Il se marie le 17 juillet 1923 avec Marcelle Straumann, qu’il présentera dans ses mémoires comme une aristocrate. Elle est en réalité la modeste fille d’un employé de commerce alsacien. Ensemble, ils auront deux filles, Jacqueline et Lolita, et un garçon, mort en bas âge.

Le 5 décembre 1935, ils divorcent, Marcelle ayant abandonné le domicile conjugal sans laisser d’adresse. Eugène obtient la garde de ses deux filles. Son activité dans les boîtes de nuit lui donne l’occasion de se faire des amis célèbres, parmi les lesquels Joséphine Baker, Louis Armstrong ou Langston Hughes.

A Paris, Eugène est en butte à de nombreuses attaques racistes de la communauté américaine de Paris qui ne lui pardonne pas d’avoir été pilote de chasse. Plusieurs articles diffamatoires sont publiés contre lui. Il est également victime de plusieurs agressions verbales ou physiques.

En 1928, le Mémorial La Fayette est inauguré à Marnes-la-Coquette par Edmund Gros qui projette de faire graver les noms des pilotes du La Fayette Flying Corps à l’exception de celui de Eugène. Cette proposition provoque un tollé parmi les anciens pilotes américains, compagnons d’armes de Eugène. Finalement, seuls les noms des aviateurs morts au combat seront inscrits sur le monument.

En 1939, au commencement de la Seconde Guerre mondiale, Eugène, qui parle allemand, est recruté par l’inspecteur Georges Leplanquais, du service de contre-espionnage de la Préfecture de police, pour surveiller les agents allemands fréquentant son bar parisien L’Escadrille. Dans cette tâche, il fera équipe avec une jeune femme qui se fait appeler Cleopâtre Terrier.

Le Bar et le gymnase ferment par manque d’activité. Eugène entre au service d’une riche américaine comme majordome à Neuilly, tout en continuant ses activités pour le contre espionnage.

Quelques mois plus tard sur ordre de contre espionnage, il revient à Paris et rouvre le bar. Il est dénoncé aux Allemands.
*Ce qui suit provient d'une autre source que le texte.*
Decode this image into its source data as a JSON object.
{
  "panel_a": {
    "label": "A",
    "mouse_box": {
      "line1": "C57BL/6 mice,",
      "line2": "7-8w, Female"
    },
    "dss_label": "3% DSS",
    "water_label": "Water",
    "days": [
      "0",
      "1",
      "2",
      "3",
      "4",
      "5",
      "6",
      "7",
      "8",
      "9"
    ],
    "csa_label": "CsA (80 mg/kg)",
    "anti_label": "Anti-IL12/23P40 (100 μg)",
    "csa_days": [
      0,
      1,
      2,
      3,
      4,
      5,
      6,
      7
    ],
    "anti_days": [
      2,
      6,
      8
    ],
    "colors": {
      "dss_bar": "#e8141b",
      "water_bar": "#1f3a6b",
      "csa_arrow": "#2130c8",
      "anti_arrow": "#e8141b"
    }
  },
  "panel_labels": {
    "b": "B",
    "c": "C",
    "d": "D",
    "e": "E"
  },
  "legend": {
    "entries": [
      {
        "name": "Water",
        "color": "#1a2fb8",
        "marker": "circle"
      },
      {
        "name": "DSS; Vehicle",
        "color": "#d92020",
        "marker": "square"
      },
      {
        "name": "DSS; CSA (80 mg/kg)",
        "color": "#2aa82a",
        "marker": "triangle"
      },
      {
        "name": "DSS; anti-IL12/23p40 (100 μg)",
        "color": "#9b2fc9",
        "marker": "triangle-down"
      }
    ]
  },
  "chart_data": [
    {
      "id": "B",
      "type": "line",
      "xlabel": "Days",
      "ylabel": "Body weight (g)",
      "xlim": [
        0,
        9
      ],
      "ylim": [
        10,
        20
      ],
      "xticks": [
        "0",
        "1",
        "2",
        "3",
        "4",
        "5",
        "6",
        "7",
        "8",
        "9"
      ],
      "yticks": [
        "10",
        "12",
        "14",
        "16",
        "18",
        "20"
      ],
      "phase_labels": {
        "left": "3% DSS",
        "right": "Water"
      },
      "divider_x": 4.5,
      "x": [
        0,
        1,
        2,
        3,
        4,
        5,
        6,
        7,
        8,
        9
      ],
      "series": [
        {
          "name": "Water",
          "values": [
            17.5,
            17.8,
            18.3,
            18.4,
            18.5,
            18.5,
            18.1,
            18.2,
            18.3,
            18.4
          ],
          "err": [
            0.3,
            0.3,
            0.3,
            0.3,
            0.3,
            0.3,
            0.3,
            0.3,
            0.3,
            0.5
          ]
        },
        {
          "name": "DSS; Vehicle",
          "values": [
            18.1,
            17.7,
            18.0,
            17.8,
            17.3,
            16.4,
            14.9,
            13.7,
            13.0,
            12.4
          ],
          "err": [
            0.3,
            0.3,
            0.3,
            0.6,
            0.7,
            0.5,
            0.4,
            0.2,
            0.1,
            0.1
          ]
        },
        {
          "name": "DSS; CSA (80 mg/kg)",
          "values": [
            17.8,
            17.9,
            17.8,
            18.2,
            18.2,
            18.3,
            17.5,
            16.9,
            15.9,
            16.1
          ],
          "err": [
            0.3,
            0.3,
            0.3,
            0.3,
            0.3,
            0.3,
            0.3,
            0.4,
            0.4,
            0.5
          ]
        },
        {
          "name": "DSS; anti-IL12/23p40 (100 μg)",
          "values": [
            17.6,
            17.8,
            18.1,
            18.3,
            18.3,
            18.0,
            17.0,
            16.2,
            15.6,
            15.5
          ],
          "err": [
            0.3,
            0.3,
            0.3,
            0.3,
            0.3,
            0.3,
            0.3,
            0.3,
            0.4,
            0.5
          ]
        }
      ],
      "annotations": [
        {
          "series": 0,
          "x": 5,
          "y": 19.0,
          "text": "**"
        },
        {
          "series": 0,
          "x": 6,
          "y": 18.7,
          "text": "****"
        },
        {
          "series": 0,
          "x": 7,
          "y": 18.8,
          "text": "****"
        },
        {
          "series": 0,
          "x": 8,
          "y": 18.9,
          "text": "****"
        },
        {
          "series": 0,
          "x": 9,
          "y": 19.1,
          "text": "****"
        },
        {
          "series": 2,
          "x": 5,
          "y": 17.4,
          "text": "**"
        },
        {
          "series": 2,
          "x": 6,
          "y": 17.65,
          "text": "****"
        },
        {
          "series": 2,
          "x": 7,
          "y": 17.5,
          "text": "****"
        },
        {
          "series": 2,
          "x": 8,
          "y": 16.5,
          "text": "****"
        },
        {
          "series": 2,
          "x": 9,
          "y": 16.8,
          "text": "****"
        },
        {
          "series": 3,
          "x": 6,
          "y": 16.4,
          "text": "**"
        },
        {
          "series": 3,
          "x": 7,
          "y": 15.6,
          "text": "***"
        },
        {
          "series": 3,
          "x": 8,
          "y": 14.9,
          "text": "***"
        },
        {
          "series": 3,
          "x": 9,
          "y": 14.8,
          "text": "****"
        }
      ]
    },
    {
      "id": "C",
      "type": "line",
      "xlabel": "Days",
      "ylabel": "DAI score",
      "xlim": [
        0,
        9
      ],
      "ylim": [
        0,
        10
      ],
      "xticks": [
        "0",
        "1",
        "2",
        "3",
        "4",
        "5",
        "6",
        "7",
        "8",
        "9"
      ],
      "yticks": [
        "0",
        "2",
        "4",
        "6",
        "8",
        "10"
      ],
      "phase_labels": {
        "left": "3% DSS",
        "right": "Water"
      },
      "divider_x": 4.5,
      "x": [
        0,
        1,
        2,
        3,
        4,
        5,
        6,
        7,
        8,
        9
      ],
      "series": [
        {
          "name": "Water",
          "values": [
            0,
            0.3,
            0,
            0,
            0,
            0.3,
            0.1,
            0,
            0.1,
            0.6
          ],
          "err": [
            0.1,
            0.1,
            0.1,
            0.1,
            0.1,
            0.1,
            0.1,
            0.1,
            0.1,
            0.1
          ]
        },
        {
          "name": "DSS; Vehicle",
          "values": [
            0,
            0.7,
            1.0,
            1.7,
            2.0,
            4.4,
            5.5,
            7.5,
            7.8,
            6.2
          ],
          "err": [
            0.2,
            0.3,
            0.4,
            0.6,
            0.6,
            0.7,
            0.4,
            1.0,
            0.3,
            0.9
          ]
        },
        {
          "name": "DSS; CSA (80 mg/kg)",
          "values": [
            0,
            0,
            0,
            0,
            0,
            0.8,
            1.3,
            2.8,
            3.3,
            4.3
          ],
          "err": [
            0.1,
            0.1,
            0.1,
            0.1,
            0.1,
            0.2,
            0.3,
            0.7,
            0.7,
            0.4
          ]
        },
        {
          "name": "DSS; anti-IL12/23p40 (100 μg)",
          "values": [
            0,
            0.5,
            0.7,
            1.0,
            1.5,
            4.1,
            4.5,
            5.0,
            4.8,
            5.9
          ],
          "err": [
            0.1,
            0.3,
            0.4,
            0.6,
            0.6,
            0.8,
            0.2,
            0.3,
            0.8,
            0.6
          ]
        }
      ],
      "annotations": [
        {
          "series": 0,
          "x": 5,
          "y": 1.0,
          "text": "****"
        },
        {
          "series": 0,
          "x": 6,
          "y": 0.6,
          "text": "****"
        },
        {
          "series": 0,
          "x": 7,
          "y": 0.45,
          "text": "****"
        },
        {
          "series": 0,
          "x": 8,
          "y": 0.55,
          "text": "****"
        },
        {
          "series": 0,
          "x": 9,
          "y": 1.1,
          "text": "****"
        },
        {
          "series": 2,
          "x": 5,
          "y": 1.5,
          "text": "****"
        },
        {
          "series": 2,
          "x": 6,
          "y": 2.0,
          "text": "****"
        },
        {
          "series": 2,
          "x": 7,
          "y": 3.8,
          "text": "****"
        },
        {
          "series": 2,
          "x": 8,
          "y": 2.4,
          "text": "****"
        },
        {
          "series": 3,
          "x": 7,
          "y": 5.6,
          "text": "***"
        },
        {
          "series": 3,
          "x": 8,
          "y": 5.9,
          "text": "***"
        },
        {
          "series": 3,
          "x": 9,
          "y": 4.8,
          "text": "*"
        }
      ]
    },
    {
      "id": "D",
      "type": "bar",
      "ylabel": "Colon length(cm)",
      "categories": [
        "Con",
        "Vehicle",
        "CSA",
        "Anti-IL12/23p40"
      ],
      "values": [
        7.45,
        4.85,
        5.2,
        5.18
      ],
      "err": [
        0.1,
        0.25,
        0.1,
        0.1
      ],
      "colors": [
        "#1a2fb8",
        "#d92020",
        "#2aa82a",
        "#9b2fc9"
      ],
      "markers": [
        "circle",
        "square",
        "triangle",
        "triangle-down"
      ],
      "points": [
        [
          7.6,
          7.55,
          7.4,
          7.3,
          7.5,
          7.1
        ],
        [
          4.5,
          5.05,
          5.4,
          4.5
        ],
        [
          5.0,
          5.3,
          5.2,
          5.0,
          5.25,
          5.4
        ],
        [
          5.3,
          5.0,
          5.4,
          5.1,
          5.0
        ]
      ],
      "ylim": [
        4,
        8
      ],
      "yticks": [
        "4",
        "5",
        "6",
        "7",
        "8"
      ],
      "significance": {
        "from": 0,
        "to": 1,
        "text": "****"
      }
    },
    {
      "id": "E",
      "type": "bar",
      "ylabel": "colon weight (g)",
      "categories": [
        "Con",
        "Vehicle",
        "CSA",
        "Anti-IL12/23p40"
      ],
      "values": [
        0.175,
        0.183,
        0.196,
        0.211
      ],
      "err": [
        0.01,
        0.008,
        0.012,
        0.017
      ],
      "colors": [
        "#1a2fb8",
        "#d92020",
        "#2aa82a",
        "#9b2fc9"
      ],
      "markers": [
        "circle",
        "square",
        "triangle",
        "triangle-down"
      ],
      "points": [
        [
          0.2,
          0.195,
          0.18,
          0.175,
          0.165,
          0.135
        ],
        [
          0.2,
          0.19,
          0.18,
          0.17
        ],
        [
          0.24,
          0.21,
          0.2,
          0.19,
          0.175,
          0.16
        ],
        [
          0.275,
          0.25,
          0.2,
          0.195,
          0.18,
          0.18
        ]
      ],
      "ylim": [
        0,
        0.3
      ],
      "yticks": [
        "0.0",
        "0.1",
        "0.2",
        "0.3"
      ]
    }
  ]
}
Le service prend en charge la sécurité de ses filles, mais lui doit quitter la France par ses propres moyens.

Après l’invasion de la France par l’Allemagne nazie en 1940, Eugène décide de réintégrer l’armée. Incorporé comme mitrailleur dans le 51e régiment d’infanterie a Orléans, il participe le 15 juin 1940 aux combats pour défendre la ville. Blessé le 18 juin 1940 dans le village de l’Indre Le Blanc à la colonne vertébrale et à la Tête, il est exfiltré en Espagne. Le 12 juillet 1940, il est évacué aux États-Unis.

Il arrive à New-York le 18 juillet 1940, âgé de 45 ans. Trop vieux pour s’engager, et sans argent pour vivre, il prend un emploi d’agent de sécurité à Brooklin. Il sera ensuite manutentionnaire sur un chantier naval.

Une fois ses filles exfiltrées à leur tour, grâce à l’intervention de l’ancien ambassadeur à Paris, Eugène est hospitalisé quelque temps à New York, pour soigner sa blessure. Affrontant de nouveau la ségrégation, Eugène, dont les exploits sont ignorés ou minimisés, devient un ardent militant de la France Libre à travers l’organisation gaulliste France Forever.

Il exerce différentes activités professionnelles, notamment vendeur en parfumerie. Mais les séquelles de sa blessure dorsale restreignent ses activités.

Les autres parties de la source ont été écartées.